I’ll admit it- I’m late to the HDSLR revolution- I was focused on the shortcomings of the format, not the advantages. Time for a reboot! I’ve decided to start shooting again, at least once in a while, for a number of reasons- including having a different type of creative outlet.
Kimberly, my wife and ‘silent’ partner at SecretHQ, is a very talented food stylist (stylefood.com), so we decided to refresh and upgrade my skills doing table-top video (aka food porn.) Kind of like learning to shoot fashion using top models!
After reading about the ‘CineStyle’ settings, created by Technicolor in April for the Canon EOS cameras (60D/7D/5D,) I was really anxious to try it out- from the point of view of a finishing editor. While the Canon cameras make amazing pictures for the price, one of their biggest drawbacks is the compression codec they use – 8 bit H.264, which was originally intended only as a final delivery codec. If the picture is correctly exposed and color balanced at the moment of recording, the Canon cameras rock – thus the HDSLR ‘revolution’ – but they’re much harder to use if you want to try to color correct or alter the image after the fact, in post.
The CineStyle settings are loaded into one of the user presets using the camera utility. They essentially set up the camera to shoot log – similar to, for example, S-Log in a Sony F3, F23 or F35, Log C on an Alexa, or, the ‘original’ log- a scan of 35mm film. In theory, this gives you more latitude to adjust the contrast in the shadows and highlights – allowing for more control and a more ‘filmic’ look in your color correction. With correct exposure, there’s no ‘black’ or ‘white’ – just grey shades of grey.
I’ve just typed, then deleted, two very boring paragraphs about log and contrast and shadows – anyone who wouldn’t fall asleep reading that already understands the problem. (This is also covered in depth at PhilipBloom.net, and other places.)
By no means a formal or systematic test, we had GREAT results using these settings- I was able to make very beautiful images after only a few minutes of color correction. (I’m not posting them here because, well, it’s breakfast… it’s not THAT sexy!) Kimberly’s work could make anyone look good, but the 5d, on a simple slider, really honored her skills.
I had forgotten about an important suggestion (I think I read it @ Hurlbut): set your lighting in the ‘pretty’ settings of the camera, but record in the neutral setting – and CineStyle is the ultimate in neutral settings. Consequently, my lighting was a little more contrasty than I’ll use next time- because I adjusted the lights while viewing the monitor with the camera set to CineStyle, and no matter what I did, everything looked washed out. (Obvious, in retrospect.) I’m looking forward to the next testing day.
Another ‘statement of the obvious’ – DON’T show food photographed in log to your clients WITHOUT color correction. It’s really unpalatable! Looks like something from a school lunch program.

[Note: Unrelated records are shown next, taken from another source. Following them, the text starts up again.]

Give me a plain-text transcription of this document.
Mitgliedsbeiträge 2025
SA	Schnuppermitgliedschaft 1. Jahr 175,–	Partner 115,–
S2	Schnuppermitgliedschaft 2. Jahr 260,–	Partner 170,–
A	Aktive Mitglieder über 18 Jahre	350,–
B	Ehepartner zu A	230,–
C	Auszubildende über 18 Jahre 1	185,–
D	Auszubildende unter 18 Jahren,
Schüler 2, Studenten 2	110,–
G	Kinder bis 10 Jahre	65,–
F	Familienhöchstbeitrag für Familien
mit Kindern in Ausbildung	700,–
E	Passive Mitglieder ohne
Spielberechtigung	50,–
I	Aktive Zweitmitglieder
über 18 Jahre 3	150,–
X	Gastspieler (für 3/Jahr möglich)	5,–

The bottom line is this – if you shoot a contrasty image with the Canon cameras – a colorist CAN’T recover shadow detail – it’s gone. Black is black. By recording the image in… let’s call it pseudo-log, black and white are always shades of grey- making the image look kind of washed out to the eye, but if the exposure is even half- decent, a colorist or editor can add back the right amount of contrast- giving you much more control over the image in post.
If you’re shooting directly for the web and don’t expect to alter the image, make it as pretty as you can in the camera, and be done with it. However, if you’re planning a professional finish, make it as pretty as you can in the camera – then switch over to CineStyle to record! Your editor/colorist will thank you.

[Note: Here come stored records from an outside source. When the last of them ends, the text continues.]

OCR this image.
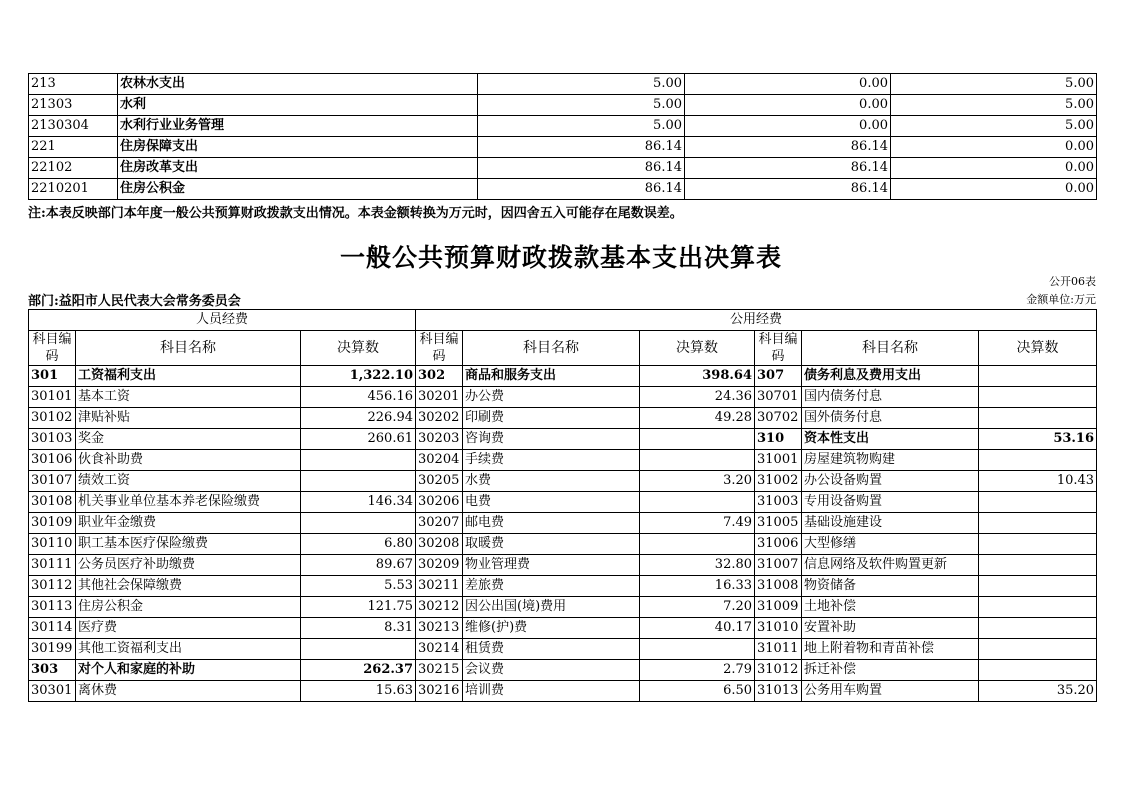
213	农林水支出	5.00	0.00	5.00
21303	水利	5.00	0.00	5.00
2130304	水利行业业务管理	5.00	0.00	5.00
221	住房保障支出	86.14	86.14	0.00
22102	住房改革支出	86.14	86.14	0.00
2210201	住房公积金	86.14	86.14	0.00
注:本表反映部门本年度一般公共预算财政拨款支出情况。本表金额转换为万元时，因四舍五入可能存在尾数误差。
一般公共预算财政拨款基本支出决算表
公开06表
部门:益阳市人民代表大会常务委员会	金额单位:万元
人员经费			公用经费					
科目编码	科目名称	决算数	科目编码	科目名称	决算数	科目编码	科目名称	决算数
301	工资福利支出	1,322.10	302	商品和服务支出	398.64	307	债务利息及费用支出	
30101	基本工资	456.16	30201	办公费	24.36	30701	国内债务付息	
30102	津贴补贴	226.94	30202	印刷费	49.28	30702	国外债务付息	
30103	奖金	260.61	30203	咨询费		310	资本性支出	53.16
30106	伙食补助费		30204	手续费		31001	房屋建筑物购建	
30107	绩效工资		30205	水费	3.20	31002	办公设备购置	10.43
30108	机关事业单位基本养老保险缴费	146.34	30206	电费		31003	专用设备购置	
30109	职业年金缴费		30207	邮电费	7.49	31005	基础设施建设	
30110	职工基本医疗保险缴费	6.80	30208	取暖费		31006	大型修缮	
30111	公务员医疗补助缴费	89.67	30209	物业管理费	32.80	31007	信息网络及软件购置更新	
30112	其他社会保障缴费	5.53	30211	差旅费	16.33	31008	物资储备	
30113	住房公积金	121.75	30212	因公出国(境)费用	7.20	31009	土地补偿	
30114	医疗费	8.31	30213	维修(护)费	40.17	31010	安置补助	
30199	其他工资福利支出		30214	租赁费		31011	地上附着物和青苗补偿	
303	对个人和家庭的补助	262.37	30215	会议费	2.79	31012	拆迁补偿	
30301	离休费	15.63	30216	培训费	6.50	31013	公务用车购置	35.20
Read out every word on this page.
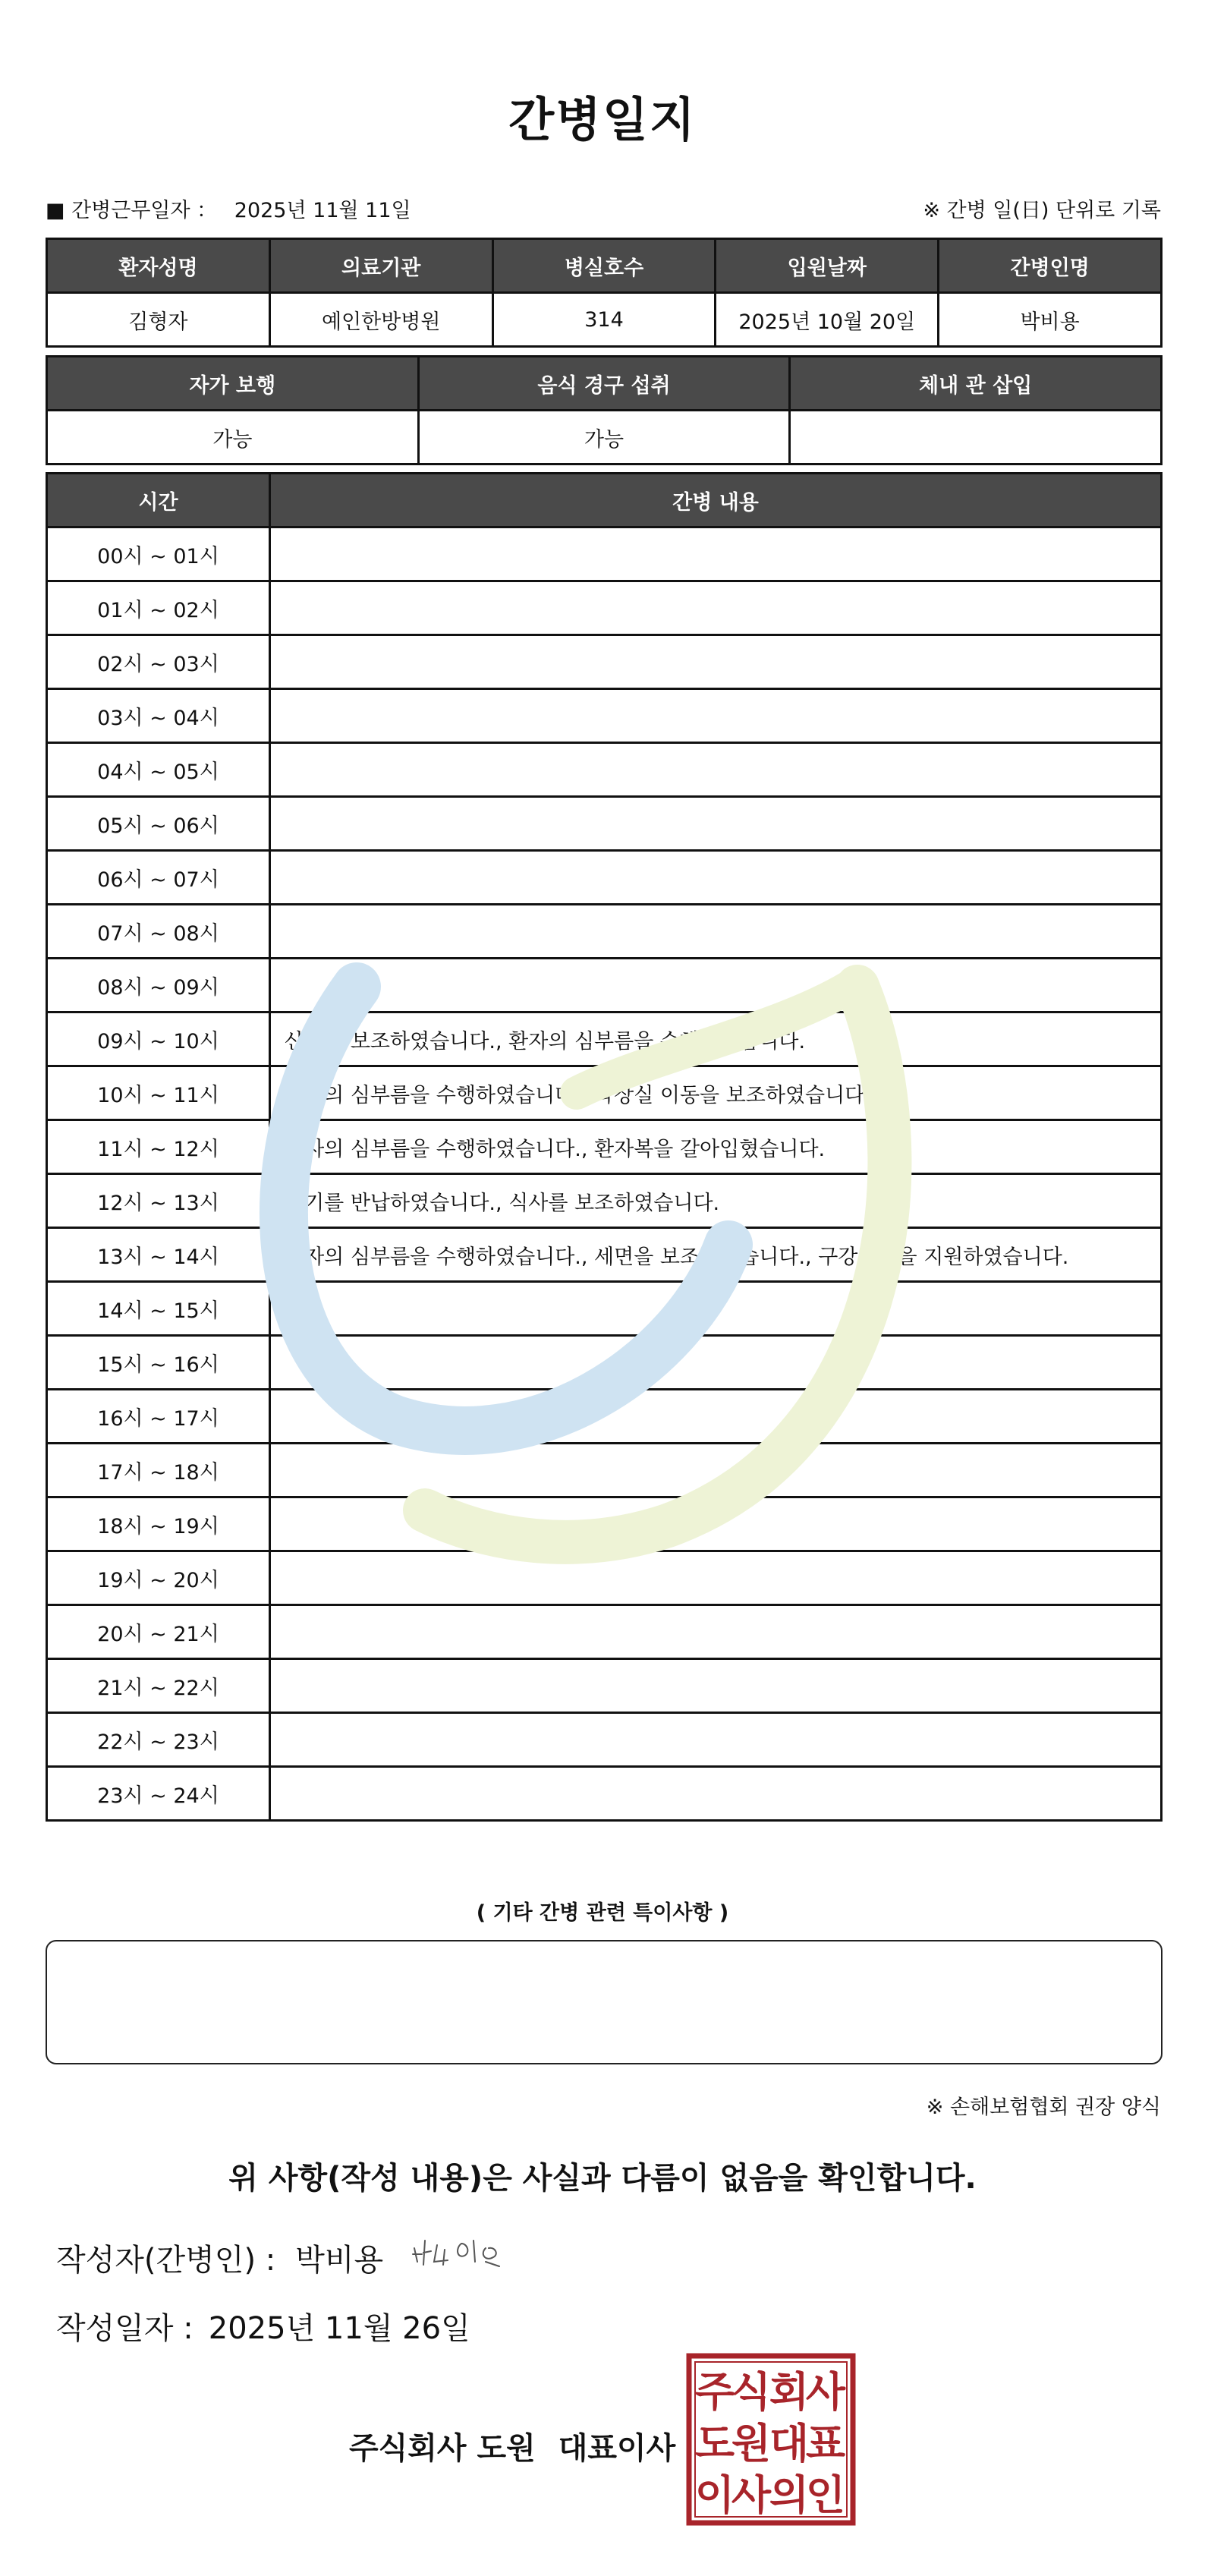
간병일지
■ 간병근무일자 ： 2025년 11월 11일	※ 간병 일(日) 단위로 기록
환자성명	의료기관	병실호수	입원날짜	간병인명
김형자	예인한방병원	314	2025년 10월 20일	박비용
자가 보행	음식 경구 섭취	체내 관 삽입
가능	가능	
시간	간병 내용
00시 ~ 01시	
01시 ~ 02시	
02시 ~ 03시	
03시 ~ 04시	
04시 ~ 05시	
05시 ~ 06시	
06시 ~ 07시	
07시 ~ 08시	
08시 ~ 09시	
09시 ~ 10시	산책을 보조하였습니다., 환자의 심부름을 수행하였습니다.
10시 ~ 11시	환자의 심부름을 수행하였습니다., 화장실 이동을 보조하였습니다.
11시 ~ 12시	환자의 심부름을 수행하였습니다., 환자복을 갈아입혔습니다.
12시 ~ 13시	식기를 반납하였습니다., 식사를 보조하였습니다.
13시 ~ 14시	환자의 심부름을 수행하였습니다., 세면을 보조하였습니다., 구강청결을 지원하였습니다.
14시 ~ 15시	
15시 ~ 16시	
16시 ~ 17시	
17시 ~ 18시	
18시 ~ 19시	
19시 ~ 20시	
20시 ~ 21시	
21시 ~ 22시	
22시 ~ 23시	
23시 ~ 24시	
( 기타 간병 관련 특이사항 )
※ 손해보험협회 권장 양식
위 사항(작성 내용)은 사실과 다름이 없음을 확인합니다.
작성자(간병인) : 박비용
작성일자 : 2025년 11월 26일
주식회사 도원 대표이사
주
식
회
사
도
원
대
표
이
사
의
인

Next, I guess I better find some kind of hand-held/shoulder rig- any time the camera comes off the sticks… gak! It’s an earthquake!

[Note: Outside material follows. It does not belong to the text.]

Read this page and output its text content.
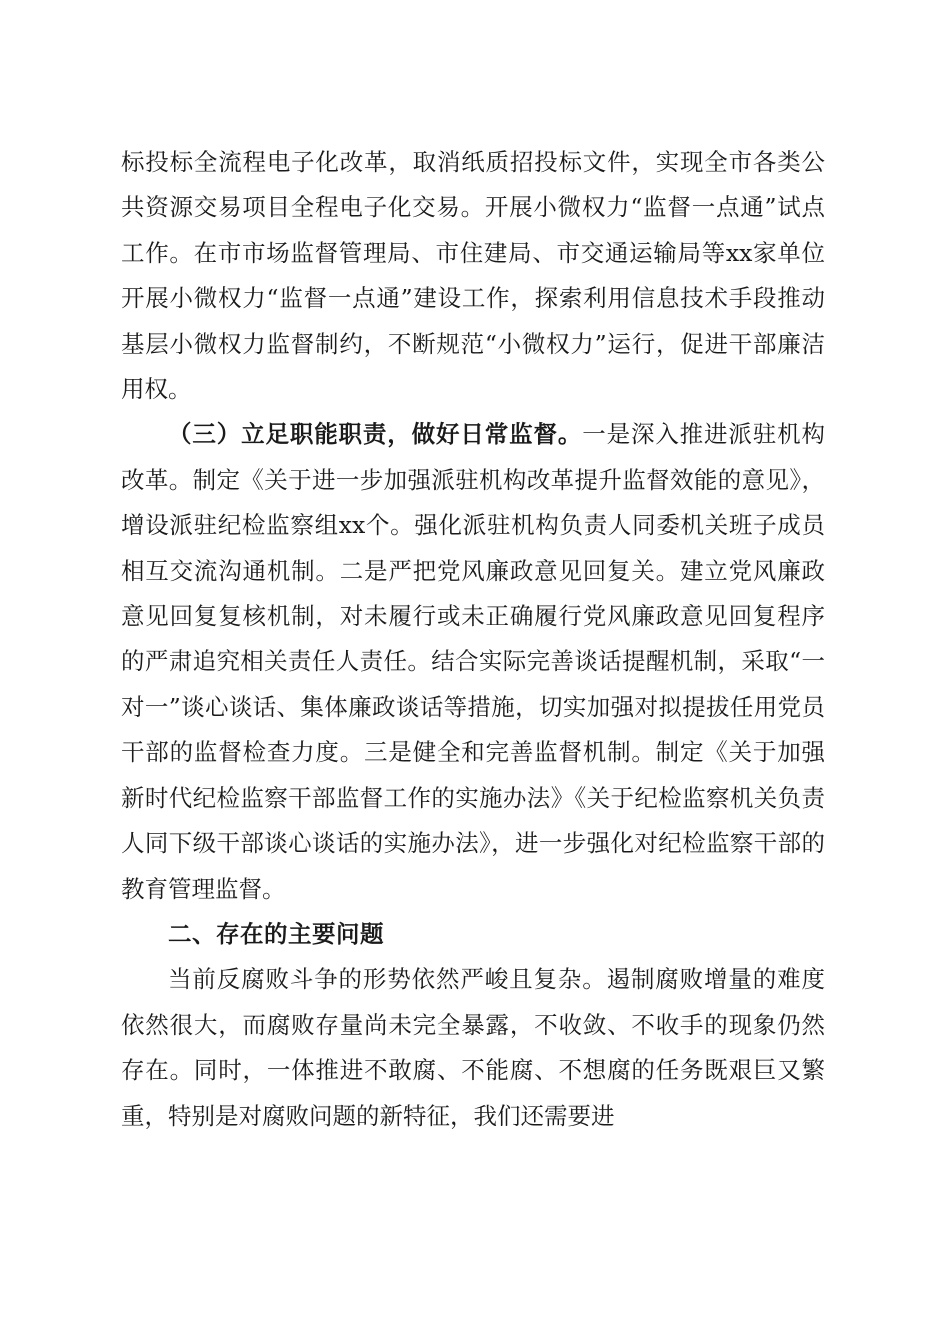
标投标全流程电子化改革，取消纸质招投标文件，实现全市各类公共资源交易项目全程电子化交易。开展小微权力“监督一点通”试点工作。在市市场监督管理局、市住建局、市交通运输局等xx家单位开展小微权力“监督一点通”建设工作，探索利用信息技术手段推动基层小微权力监督制约，不断规范“小微权力”运行，促进干部廉洁用权。

（三）立足职能职责，做好日常监督。一是深入推进派驻机构改革。制定《关于进一步加强派驻机构改革提升监督效能的意见》，增设派驻纪检监察组xx个。强化派驻机构负责人同委机关班子成员相互交流沟通机制。二是严把党风廉政意见回复关。建立党风廉政意见回复复核机制，对未履行或未正确履行党风廉政意见回复程序的严肃追究相关责任人责任。结合实际完善谈话提醒机制，采取“一对一”谈心谈话、集体廉政谈话等措施，切实加强对拟提拔任用党员干部的监督检查力度。三是健全和完善监督机制。制定《关于加强新时代纪检监察干部监督工作的实施办法》《关于纪检监察机关负责人同下级干部谈心谈话的实施办法》，进一步强化对纪检监察干部的教育管理监督。

二、存在的主要问题

当前反腐败斗争的形势依然严峻且复杂。遏制腐败增量的难度依然很大，而腐败存量尚未完全暴露，不收敛、不收手的现象仍然存在。同时，一体推进不敢腐、不能腐、不想腐的任务既艰巨又繁重，特别是对腐败问题的新特征，我们还需要进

More reading (where I got these ideas:)
Greg (at) SecretHQ.com
This is my first ‘technical’ wiretap entry: please let us know if this is interesting to you, or anyone – I’ll try to keep the writing of interest to someone without too much re-running other peoples stuff and/or getting too techno-goobery.
Oh, and UPDATE: after a brief scare, the new fish are still doing well – one suffocated himself in an escape attempt, but the other 11 are scooting around the bottom of the tank.